How do children learn the difference between 'laying' and 'standing' a bottle on a table in Tamil, Dutch (and other languages)?

From the current issue of the Journal of Child Language: "The role of input frequency and semantic transparency in the acquisition of verb meaning: evidence from placement verbs in Tamil and Dutch" by Bhuvana Narasimhan and Marianne Gullberg
Here's the abstract:
We investigate how Tamil- and Dutch-speaking adults and four- to five-year-old children use caused posture verbs (‘lay/stand a bottle on a table’) to label placement events in which objects are oriented vertically or horizontally.
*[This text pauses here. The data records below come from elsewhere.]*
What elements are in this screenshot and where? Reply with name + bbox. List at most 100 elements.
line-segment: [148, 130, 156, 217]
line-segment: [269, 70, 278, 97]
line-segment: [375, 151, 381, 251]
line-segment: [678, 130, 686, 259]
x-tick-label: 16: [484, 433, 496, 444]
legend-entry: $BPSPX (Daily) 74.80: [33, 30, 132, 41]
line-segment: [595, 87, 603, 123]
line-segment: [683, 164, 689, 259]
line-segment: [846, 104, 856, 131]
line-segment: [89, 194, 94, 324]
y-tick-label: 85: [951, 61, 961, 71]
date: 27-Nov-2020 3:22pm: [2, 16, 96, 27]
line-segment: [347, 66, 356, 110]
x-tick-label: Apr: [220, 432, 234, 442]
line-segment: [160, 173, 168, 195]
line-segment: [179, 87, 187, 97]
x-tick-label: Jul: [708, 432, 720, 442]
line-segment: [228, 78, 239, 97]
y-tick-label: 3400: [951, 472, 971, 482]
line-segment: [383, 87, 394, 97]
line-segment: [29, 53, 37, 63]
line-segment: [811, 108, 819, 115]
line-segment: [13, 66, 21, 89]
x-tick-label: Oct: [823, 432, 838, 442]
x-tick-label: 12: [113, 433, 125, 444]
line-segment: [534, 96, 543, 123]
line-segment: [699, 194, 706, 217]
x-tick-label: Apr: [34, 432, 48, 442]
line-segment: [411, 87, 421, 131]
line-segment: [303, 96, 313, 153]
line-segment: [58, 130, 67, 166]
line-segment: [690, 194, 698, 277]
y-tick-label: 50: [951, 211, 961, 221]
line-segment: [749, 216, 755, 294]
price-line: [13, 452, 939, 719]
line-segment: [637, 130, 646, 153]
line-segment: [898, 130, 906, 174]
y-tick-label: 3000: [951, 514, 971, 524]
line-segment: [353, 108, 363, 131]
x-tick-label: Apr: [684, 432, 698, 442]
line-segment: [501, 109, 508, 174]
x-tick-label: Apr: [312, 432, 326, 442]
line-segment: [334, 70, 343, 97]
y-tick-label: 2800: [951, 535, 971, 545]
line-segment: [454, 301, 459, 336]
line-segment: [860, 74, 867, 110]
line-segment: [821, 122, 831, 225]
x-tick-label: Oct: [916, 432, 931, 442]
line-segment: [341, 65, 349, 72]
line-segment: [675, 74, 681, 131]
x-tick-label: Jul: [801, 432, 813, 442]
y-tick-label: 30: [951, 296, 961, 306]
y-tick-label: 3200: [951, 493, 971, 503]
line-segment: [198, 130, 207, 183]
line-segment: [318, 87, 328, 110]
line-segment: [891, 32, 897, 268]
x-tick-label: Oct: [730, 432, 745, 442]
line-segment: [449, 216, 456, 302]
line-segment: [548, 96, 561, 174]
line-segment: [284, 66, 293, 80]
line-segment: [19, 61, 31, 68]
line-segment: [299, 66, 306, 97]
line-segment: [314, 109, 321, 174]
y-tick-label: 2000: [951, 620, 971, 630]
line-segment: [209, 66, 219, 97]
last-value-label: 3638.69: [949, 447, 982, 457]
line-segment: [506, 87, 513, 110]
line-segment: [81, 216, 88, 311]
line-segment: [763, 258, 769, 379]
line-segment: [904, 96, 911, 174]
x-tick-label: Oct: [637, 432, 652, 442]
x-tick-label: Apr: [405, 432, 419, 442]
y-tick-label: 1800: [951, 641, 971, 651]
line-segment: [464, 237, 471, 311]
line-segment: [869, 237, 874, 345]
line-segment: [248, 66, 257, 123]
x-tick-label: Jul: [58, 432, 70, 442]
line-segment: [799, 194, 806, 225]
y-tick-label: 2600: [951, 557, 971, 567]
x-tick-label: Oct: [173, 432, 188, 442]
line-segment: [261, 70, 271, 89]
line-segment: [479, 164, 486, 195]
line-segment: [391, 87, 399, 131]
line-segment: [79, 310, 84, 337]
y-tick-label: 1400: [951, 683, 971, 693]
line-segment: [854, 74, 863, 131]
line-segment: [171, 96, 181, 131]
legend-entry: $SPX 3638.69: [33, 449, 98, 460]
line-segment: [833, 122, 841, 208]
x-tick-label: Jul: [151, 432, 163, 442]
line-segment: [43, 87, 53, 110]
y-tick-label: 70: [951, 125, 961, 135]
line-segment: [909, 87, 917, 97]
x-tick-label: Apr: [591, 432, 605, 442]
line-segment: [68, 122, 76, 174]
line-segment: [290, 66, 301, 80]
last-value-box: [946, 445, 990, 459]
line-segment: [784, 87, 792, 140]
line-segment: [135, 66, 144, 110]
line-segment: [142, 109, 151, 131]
Tamil caused posture verbs consist of morphemes that individually label the causal and result subevents (nikka veyyii ‘make stand’; paDka veyyii ‘make lie’), occurring in situational and discourse contexts where object orientation is at issue. Dutch caused posture verbs are less semantically transparent: they are monomorphemic (zetten ‘set/stand’; leggen ‘lay’), often occurring in contexts where factors other than object orientation determine use. Caused posture verbs occur rarely in Tamil input corpora; in Dutch input, they are used frequently. Elicited production data reveal that Tamil four-year-olds use infrequent placement verbs appropriately whereas Dutch children use high-frequency placement verbs inappropriately even at age five. Semantic transparency exerts a stronger influence than input frequency in constraining children's verb meaning acquisition.